Extorquer le pigeon, flatter la pouffitude

Bilan du week-end de Pentecôte: 7 terrasses, 3 plats avec des frites, trop de pastaga, ronfle-ronfle, ambiance Dikke Willy en vacances. Sous le soleil, toutefois, une conversation sur les discothèques. Sortie de route, track #32.

Il faut s’entendre sur ce qui rend une discothèque meilleure que les autres. Il faudrait des critères objectifs mais avec des critères objectifs, on ne va pas forcément loin dans ce genre de réflexion. Objectivement, à niveau européen, les meilleures discothèques, la meilleure vie nocturne, c’est en été, dans les stations balnéaires du pourtour méditerranéen et adriatique: décors pharaoniques, lasers déments, sonos de dingues, public hétérogène, ambiance paillarde. Sur base de quelques critères pourtant à priori pertinents et neutres, on en viendrait donc très vite à un résultat d’enquête où Berghain et Fabric seraient à égalité, voire même en position de faiblesse, par rapport à l’un ou l’autre Macumba Club ou Starlite Dance Tempel de Torremolinos ou Rimini. Ce sont là essentiellement des critères de revues professionnelles de l’horeca et de devis d’équipementiers. Si l’on devait suivre ceux-ci, nous du public, je pense sincèrement que nous aurions devant les yeux la meilleure discothèque du monde, nous ne nous en rendrions tout simplement même pas compte!!!

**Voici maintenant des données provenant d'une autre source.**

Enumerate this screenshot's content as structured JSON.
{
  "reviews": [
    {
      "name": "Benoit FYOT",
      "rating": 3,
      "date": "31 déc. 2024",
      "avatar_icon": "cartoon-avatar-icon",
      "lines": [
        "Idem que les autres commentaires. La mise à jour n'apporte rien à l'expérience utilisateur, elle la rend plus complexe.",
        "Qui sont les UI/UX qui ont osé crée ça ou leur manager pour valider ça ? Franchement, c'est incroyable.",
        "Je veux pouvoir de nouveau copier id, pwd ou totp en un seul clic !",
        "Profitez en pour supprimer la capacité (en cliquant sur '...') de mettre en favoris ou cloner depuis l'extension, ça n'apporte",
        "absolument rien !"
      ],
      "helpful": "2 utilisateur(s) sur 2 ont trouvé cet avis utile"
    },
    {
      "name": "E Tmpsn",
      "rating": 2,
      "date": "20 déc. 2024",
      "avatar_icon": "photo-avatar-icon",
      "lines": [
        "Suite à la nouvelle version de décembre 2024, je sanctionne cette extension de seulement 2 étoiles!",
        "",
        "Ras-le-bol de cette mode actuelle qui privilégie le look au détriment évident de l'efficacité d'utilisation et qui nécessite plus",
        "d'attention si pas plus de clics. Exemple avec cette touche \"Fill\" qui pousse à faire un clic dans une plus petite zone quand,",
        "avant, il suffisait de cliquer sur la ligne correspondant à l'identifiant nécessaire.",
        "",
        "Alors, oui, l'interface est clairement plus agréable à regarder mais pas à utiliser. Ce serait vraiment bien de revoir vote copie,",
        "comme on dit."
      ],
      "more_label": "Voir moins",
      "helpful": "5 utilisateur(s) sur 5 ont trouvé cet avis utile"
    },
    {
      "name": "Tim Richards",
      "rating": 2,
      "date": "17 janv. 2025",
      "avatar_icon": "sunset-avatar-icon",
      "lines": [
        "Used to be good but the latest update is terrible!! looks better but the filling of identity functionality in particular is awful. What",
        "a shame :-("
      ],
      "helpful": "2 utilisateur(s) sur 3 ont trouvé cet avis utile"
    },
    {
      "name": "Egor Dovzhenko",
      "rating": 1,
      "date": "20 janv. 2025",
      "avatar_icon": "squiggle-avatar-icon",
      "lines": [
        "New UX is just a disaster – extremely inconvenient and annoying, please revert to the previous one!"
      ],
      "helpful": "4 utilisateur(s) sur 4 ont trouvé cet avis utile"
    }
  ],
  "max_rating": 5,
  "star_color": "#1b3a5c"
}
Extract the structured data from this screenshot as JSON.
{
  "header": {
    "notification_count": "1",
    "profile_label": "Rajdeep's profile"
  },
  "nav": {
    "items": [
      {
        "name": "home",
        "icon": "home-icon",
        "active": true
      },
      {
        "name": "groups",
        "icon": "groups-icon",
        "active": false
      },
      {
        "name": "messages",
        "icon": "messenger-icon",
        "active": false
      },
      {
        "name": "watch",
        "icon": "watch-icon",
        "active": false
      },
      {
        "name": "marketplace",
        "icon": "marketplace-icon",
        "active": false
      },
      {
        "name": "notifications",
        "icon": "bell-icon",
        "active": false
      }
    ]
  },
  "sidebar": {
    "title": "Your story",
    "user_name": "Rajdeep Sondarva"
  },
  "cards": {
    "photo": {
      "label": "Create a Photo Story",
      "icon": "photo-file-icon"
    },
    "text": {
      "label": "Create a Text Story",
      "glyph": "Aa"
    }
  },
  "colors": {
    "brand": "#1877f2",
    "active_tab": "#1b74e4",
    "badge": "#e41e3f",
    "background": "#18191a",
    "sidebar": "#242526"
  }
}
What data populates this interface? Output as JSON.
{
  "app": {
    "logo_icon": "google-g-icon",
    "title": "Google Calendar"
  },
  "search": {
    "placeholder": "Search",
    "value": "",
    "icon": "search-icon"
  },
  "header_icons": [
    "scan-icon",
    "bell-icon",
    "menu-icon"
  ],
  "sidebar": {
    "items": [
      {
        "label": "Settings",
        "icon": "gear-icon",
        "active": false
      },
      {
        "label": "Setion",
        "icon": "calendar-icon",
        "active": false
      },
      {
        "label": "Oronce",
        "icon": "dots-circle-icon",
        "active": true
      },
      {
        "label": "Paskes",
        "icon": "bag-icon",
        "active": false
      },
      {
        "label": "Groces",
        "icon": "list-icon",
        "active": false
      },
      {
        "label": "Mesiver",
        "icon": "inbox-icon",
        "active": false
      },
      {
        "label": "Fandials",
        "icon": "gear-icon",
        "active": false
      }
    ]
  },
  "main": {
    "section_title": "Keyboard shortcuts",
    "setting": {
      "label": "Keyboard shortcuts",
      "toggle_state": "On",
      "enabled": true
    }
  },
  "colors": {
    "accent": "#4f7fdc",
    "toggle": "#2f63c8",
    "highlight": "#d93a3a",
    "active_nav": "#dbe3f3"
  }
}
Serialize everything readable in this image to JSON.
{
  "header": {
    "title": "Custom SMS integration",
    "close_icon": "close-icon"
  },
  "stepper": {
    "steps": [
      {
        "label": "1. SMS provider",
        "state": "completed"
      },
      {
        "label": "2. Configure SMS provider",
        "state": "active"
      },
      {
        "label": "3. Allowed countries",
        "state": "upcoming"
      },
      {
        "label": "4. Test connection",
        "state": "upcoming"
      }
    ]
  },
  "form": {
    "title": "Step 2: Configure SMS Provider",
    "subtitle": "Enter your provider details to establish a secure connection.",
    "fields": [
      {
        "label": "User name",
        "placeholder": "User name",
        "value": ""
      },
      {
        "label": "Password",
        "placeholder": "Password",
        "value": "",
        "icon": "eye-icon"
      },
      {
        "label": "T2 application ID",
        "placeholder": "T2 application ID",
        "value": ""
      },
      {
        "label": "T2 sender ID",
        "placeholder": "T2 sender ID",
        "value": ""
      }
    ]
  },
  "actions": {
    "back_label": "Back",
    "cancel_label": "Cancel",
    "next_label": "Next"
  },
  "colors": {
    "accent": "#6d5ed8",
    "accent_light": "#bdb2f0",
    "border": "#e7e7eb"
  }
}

Il y a 30 ans, le Mudd Club new-yorkais a coûté 15.000 dollars, de nos jours, de quoi à peine payer le mobilier. Pourquoi est-il devenu légendaire et d’une certaine façon considéré comme l’un des meilleurs clubs de l’histoire? Réponse évidente: le Mudd Club ne s’est pas contenté d’être simplement un établissement de nuit à l’investissement minimal. Son aura a imprégné la culture, la société. Au Macumba et au Starlite, on danse, on s’amuse, on rit et puis, on rentre baiser. Au Mudd Club, la même chose, mais en étant confronté de plein fouet à une culture qui peut drastiquement changer une vie, par extension, influencer la société. Le voilà, le critère primordial, selon moi, pour désigner et définir une meilleure discothèque que les autres: il faut qu’existe la possibilité que l’on ressorte de là bien différent qu’au moment d’y entrer. Bouleversé, transfiguré. Que les quelques heures passées là-bas puissent relever de l’expérience élévatrice, « mystique », plus que de la simple consommation.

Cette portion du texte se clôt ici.